The Geneva Declaration 1924 regarded children as ‘objects’ that need protection, rather than individuals with personal rights. For example, the fourth principle of the
Geneva Declaration provides that, ‘the child must be put in a position to earn a livelihood and must be protected (emphasis added) against every form of exploitation.’
The more detailed Declaration of the Rights of the Child 1959 regarded children as subjects to their own legal rights but still addressed only the protective aspect of children’s rights. Thus, the Preamble to the Declaration highlights children’s need for special care and protection, ‘including appropriate legal protection, before as well as after birth.’
As is clear, both these documents focussed on the rights of children to special measures of care and protection and thus dealt, in fact, with children’s welfare. The notion of children’s freedoms and autonomy had not been specifically acknowledged yet. Article 24(1) of the Covenant on Civil and Political Rights 1966 also alludes to this by providing that a child shall have, ‘the right to such measures of protection as are required by his status as a minor, on the part of his family, society and the State.’ Similarly, Article 10 of the International Covenant on Economic, Social and Cultural Rights 1966 provided that, ‘special measures of protection and assistance should be taken on behalf of all children.’

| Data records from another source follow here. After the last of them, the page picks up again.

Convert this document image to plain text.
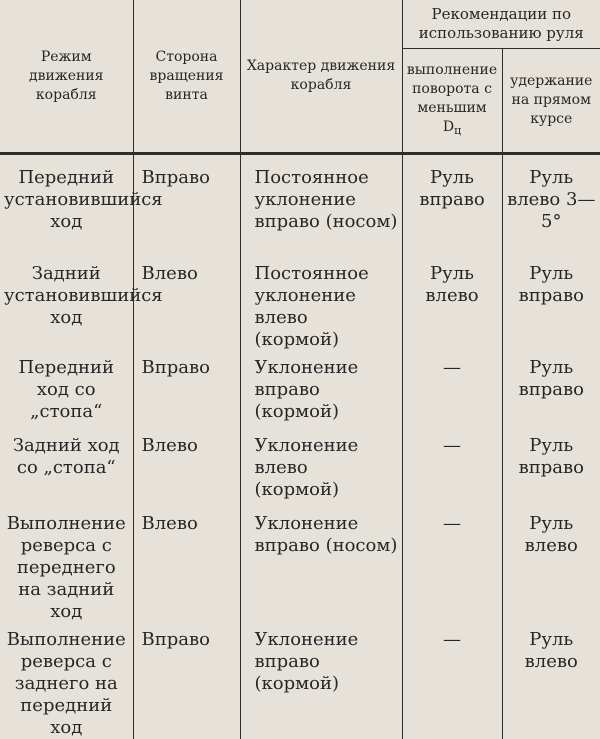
Режим движения корабля	Сторона вращения винта	Характер движения корабля	Рекомендации по использованию руля	
			выполнение поворота с меньшим $D_ц$	удержание на прямом курсе
Передний установившийся ход	Вправо	Постоянное уклонение вправо (носом)	Руль вправо	Руль влево 3—5°
Задний установившийся ход	Влево	Постоянное уклонение влево (кормой)	Руль влево	Руль вправо
Передний ход со „стопа“	Вправо	Уклонение вправо (кормой)	—	Руль вправо
Задний ход со „стопа“	Влево	Уклонение влево (кормой)	—	Руль вправо
Выполнение реверса с переднего на задний ход	Влево	Уклонение вправо (носом)	—	Руль влево
Выполнение реверса с заднего на передний ход	Вправо	Уклонение вправо (кормой)	—	Руль влево
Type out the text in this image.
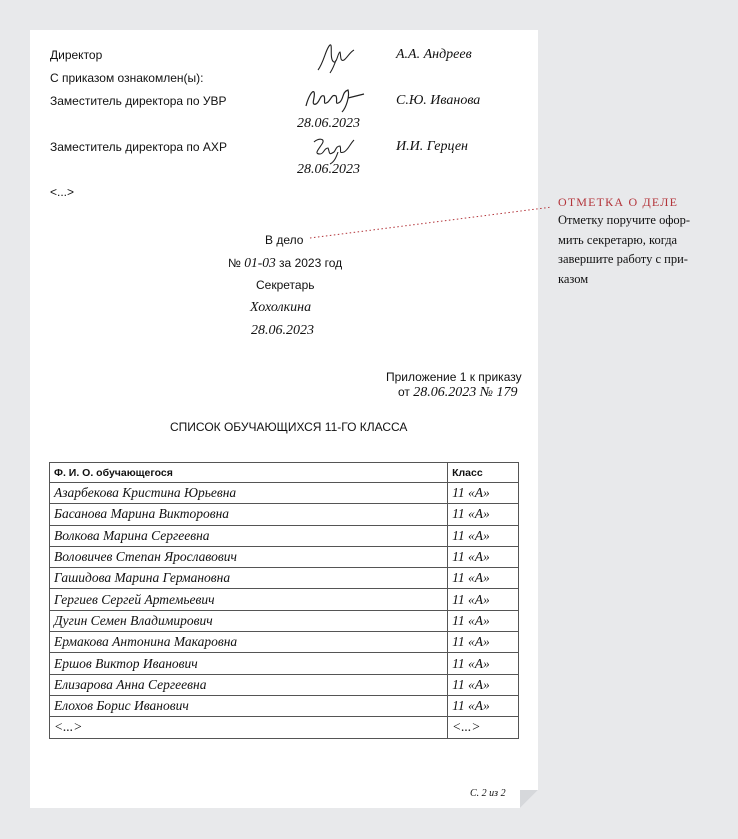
Директор	А.А. Андреев
С приказом ознакомлен(ы):
Заместитель директора по УВР	С.Ю. Иванова
28.06.2023
Заместитель директора по АХР	И.И. Герцен
28.06.2023
<...>
В дело
№ 01-03 за 2023 год
Секретарь
Хохолкина
28.06.2023
Приложение 1 к приказу
от 28.06.2023 № 179
СПИСОК ОБУЧАЮЩИХСЯ 11-ГО КЛАССА
Ф. И. О. обучающегося	Класс
Азарбекова Кристина Юрьевна	11 «А»
Басанова Марина Викторовна	11 «А»
Волкова Марина Сергеевна	11 «А»
Воловичев Степан Ярославович	11 «А»
Гашидова Марина Германовна	11 «А»
Гергиев Сергей Артемьевич	11 «А»
Дугин Семен Владимирович	11 «А»
Ермакова Антонина Макаровна	11 «А»
Ершов Виктор Иванович	11 «А»
Елизарова Анна Сергеевна	11 «А»
Елохов Борис Иванович	11 «А»
<...>	<...>
ОТМЕТКА О ДЕЛЕ
Отметку поручите офор-
мить секретарю, когда
завершите работу с при-
казом
С. 2 из 2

With the adoption of the CRC, the approach taken was to strike a ‘balance between viewing the child as the object of caretaking who requires various services and
protections from adults and the rights of the child to act fully in his or her capacity as a person’ (Fass, 2011:18). Thus, the CRC recognises that children have civil, political, economic, social, health, and cultural rights. Perhaps fundamentally as well, the CRC through Article 12 acknowledges the right of the child to be heard directly or
indirectly through a representative in any administrative or judicial proceeding affecting the child.
96 The flurry of states ratifying the CRC led to the need to review state policies on the treatment of children and the philosophical basis for which existing laws and policies that are applicable to the child. Academic discourse centred primarily on the debate as to determining whether a child is capable of having rights.
The CRC is the most ratified of all the treaties on human rights and implies an array of important changes in the social group of childhood. The governments that approved the CRC committed themselves to allowing children to develop their
potential in a context without hunger, poverty, violence, negligence or other injustices or hardships, respecting at the same time their civil, economic, social, cultural and political rights. It also encompasses provisions guaranteeing respect for the child’s identity, self-determination and participation. Countries are legally bound to honour children’s rights, and this yields an opportunity to initiate public dialogue and action on behalf of young children (Arnold, 2004:4).
Thus, the treaty came to endorse, for the first time, the idea that the child as a being in possession of rights and of fundamental liberties. It recognises every child as the bearer of his or her own human rights. These rights are not derived from or dependent upon rights of parents or any other adult. This is the foundation for both the concepts of emancipation and of empowerment of the child.